1.2 Visie op de sector (Ketenaanpak Valpreventie)

Introductie Ketenaanpak Valpreventie

De Ketenaanpak Valpreventie is opgesteld door het ministerie van Volksgezondheid, Welzijn en Sport (VWS) met ondersteuning van Veiligheid NL. Het doel van de aanpak is om valrisico bij ouderen op te sporen en om valletsel te verminderen, door effectieve interventies te ontwikkelen en kennis en expertise te verspreiden. De Ketenaanpak Valpreventie bestaat uit de onderstaande 4 stappen:

Stap 1: opsporen van valrisico

De valrisicotest is gebaseerd op de Wereldrichtlijn Valpreventie (2022) en maakt onderscheid tussen een laag, matig of een hoog valrisico.

  • Ouderen met een laag valrisico krijgen voorlichting over valpreventie en worden doorverwezen naar het reguliere sport- en beweegaanbod in het sociaal domein.

  • Ouderen met een matig valrisico krijgen voorlichting over valpreventie en worden doorverwezen naar een valpreventieve beweeginterventie in het sociaal domein.

  • Ouderen met een hoog valrisico worden door een zorgverlener gescreend om het valrisico verder in kaart te brengen (zie stap 2).

Stap 2: screenen van patiënten met een hoog valrisico

Als de valrisicotest aangeeft dat een oudere een hoog valrisico heeft, screent de huisarts of praktijkondersteuner huisarts hem of haar op aanwezige valrisicofactoren. De valanalyse is momenteel de enige erkende en beschikbare tool voor deze screening. Aan de hand van vragen en testen worden 13 valrisicofactoren in kaart gebracht, zoals medicatiebewaking, aanpak visusproblemen, aanpak voetproblemen en schoeisel, aanpassingen huis en omgeving, voedingsinterventie, educatieve interventies, psychologische interventies en medische behandeling van onderliggende ziektes.

Aan de hand van deze screening krijgt de betreffende oudere een advies op maat. Zo nodig wordt hij of zij doorverwezen naar beweeginterventies ten behoeve van valpreventie (de valrisicobeoordeling). Een advies op maat kan gaan over aanpassen van de medicatie, over verbeteren van het gezichtsvermogen of over aanpassingen doorvoeren in de woning na een advies van een ergotherapeut.

Stap 3: inzetten van de valpreventieve beweeginterventie (VBI)

Per 1 januari 2024 komen 65-plussers met een hoog valrisico én met onderliggende of bijkomende problemen in aanmerking voor een valpreventieve beweeginterventie onder begeleiding van een fysio- of oefentherapeut ten laste van de Zorgverzekeringswet (Zvw), mits de noodzaak daartoe blijkt uit de valrisicobeoordeling die is uitgevoerd door de huisarts of praktijkondersteuner huisarts. Ouderen met een matig valrisico of met een hoog valrisico zonder onderliggende of bijkomende problemen kunnen een valpreventieve beweeginterventie onder begeleiding van een gecertificeerde aanbieder in het sociaal domein volgen. Er is voor die categorieën dus geen aanspraak vanuit de Zorgverzekeringswet.

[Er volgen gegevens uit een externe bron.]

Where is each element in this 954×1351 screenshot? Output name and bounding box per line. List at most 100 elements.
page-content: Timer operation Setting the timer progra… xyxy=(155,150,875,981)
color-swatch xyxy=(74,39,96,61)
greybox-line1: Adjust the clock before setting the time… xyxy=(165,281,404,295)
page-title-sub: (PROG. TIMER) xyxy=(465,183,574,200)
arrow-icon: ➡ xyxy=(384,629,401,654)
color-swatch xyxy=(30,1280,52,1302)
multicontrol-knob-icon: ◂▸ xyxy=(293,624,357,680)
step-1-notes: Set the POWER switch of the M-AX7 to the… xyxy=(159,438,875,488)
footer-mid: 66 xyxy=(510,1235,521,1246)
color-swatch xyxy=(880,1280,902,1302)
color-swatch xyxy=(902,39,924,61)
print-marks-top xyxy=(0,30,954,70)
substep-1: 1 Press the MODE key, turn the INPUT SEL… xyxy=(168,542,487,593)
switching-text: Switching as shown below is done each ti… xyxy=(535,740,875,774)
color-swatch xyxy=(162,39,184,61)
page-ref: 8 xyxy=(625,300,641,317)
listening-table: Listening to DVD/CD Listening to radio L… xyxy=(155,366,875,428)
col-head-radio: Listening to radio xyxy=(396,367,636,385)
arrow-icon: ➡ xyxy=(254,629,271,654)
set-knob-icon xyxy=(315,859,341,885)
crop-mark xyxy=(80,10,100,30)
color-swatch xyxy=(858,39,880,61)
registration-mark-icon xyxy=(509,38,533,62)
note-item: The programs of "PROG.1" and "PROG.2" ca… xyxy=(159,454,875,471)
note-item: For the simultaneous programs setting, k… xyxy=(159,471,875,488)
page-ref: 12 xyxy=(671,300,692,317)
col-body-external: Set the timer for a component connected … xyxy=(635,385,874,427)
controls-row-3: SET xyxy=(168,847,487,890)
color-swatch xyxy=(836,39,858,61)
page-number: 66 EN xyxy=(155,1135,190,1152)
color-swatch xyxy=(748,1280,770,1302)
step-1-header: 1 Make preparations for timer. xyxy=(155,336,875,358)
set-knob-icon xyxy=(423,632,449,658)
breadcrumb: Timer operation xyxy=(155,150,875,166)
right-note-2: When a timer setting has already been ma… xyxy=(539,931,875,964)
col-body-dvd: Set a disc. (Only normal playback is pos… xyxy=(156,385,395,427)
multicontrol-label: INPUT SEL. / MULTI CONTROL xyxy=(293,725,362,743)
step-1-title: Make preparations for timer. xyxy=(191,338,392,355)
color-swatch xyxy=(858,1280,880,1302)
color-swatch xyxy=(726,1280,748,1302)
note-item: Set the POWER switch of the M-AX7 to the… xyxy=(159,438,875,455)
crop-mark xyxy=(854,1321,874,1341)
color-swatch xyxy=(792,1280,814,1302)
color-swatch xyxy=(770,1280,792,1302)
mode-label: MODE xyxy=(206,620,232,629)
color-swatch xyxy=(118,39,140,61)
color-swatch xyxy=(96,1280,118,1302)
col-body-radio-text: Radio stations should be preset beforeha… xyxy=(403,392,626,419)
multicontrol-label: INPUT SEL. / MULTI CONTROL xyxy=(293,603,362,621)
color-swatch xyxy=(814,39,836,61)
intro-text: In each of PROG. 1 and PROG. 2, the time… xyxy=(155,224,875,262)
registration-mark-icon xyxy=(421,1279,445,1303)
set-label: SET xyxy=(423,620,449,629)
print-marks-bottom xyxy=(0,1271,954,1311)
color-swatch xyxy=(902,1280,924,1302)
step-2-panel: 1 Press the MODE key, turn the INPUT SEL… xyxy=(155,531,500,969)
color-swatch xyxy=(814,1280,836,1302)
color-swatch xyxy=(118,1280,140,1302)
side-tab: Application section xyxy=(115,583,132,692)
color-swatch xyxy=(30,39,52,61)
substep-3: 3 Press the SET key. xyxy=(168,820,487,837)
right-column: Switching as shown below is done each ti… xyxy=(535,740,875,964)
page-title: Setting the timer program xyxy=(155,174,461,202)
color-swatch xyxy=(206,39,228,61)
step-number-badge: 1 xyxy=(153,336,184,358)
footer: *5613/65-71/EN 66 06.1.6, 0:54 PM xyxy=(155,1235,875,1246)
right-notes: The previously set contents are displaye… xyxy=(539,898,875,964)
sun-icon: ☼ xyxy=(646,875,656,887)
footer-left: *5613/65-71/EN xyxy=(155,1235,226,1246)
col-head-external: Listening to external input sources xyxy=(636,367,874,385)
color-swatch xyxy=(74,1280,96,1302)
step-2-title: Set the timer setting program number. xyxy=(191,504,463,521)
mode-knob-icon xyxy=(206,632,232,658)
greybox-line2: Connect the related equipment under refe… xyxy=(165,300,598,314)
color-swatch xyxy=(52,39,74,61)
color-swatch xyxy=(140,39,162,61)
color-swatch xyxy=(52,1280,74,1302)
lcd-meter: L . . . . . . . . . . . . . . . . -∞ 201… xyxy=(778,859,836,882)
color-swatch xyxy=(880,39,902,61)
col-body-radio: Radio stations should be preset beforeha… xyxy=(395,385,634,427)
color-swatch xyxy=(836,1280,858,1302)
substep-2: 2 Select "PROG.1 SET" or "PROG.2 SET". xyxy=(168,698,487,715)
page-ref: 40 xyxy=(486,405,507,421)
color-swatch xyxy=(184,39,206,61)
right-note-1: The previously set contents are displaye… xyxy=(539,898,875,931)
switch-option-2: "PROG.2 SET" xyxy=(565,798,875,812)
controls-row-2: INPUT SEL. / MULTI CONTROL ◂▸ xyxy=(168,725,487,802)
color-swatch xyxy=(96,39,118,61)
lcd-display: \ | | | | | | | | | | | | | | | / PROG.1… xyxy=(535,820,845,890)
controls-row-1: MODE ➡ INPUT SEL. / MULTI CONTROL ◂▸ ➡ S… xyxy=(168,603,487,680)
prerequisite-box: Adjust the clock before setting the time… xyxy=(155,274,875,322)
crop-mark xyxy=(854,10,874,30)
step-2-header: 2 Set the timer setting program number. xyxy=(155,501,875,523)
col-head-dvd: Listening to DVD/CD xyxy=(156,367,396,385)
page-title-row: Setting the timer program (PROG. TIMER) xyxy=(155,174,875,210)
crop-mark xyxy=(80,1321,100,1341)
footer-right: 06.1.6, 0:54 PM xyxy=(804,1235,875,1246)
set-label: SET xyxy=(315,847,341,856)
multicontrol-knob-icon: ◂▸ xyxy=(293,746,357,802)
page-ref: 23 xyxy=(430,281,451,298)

Stap 4: actieve begeleiding en advies naar structureel beweegaanbod

Het is belangrijk dat ouderen een betere balans houden en dat hun spierkracht op peil blijft. Daarom is het goed om na de valpreventieve beweeginterventie door te gaan met de beweegoefeningen. Het is dus van belang dat zorgprofessionals de ouderen goed begeleiden naar een structureel vervolgaanbod om duurzame resultaten te behalen. Hiervoor is het noodzakelijk dat aanbieders van de beweeginterventies kennis hebben van en contact hebben met het lokale beweegaanbod.

Regionale samenwerking

De sleutel tot succes in de Ketenaanpak Valpreventie is die inbedden in een bredere preventie infrastructuur. Om dat te bereiken, moeten het zorgdomein en het sociaal domein nauw met elkaar samenwerken.

Waar mogelijk sluit CZ groep in 2025 aan bij de landelijke afspraken over regionale samenwerking. We willen de zorginkoop regionaal inrichten via een regiobeeld en regionale samenwerkingsafspraken. Het zorglandschap en de zorgvraag kunnen per regio sterk verschillen. Daarom is het zo belangrijk, dat we de zorg over de sectoren heen leveren, in samenhang met het sociaal domein. Een betere afstemming en een daadwerkelijke samenwerking binnen de regio moeten ertoe leiden, dat het zorg- en voorzieningenaanbod in de regio aansluit bij de (zorg)vraag van de inwoners. Dat de kwaliteit en de beschikbaarheid van de zorg zijn geborgd.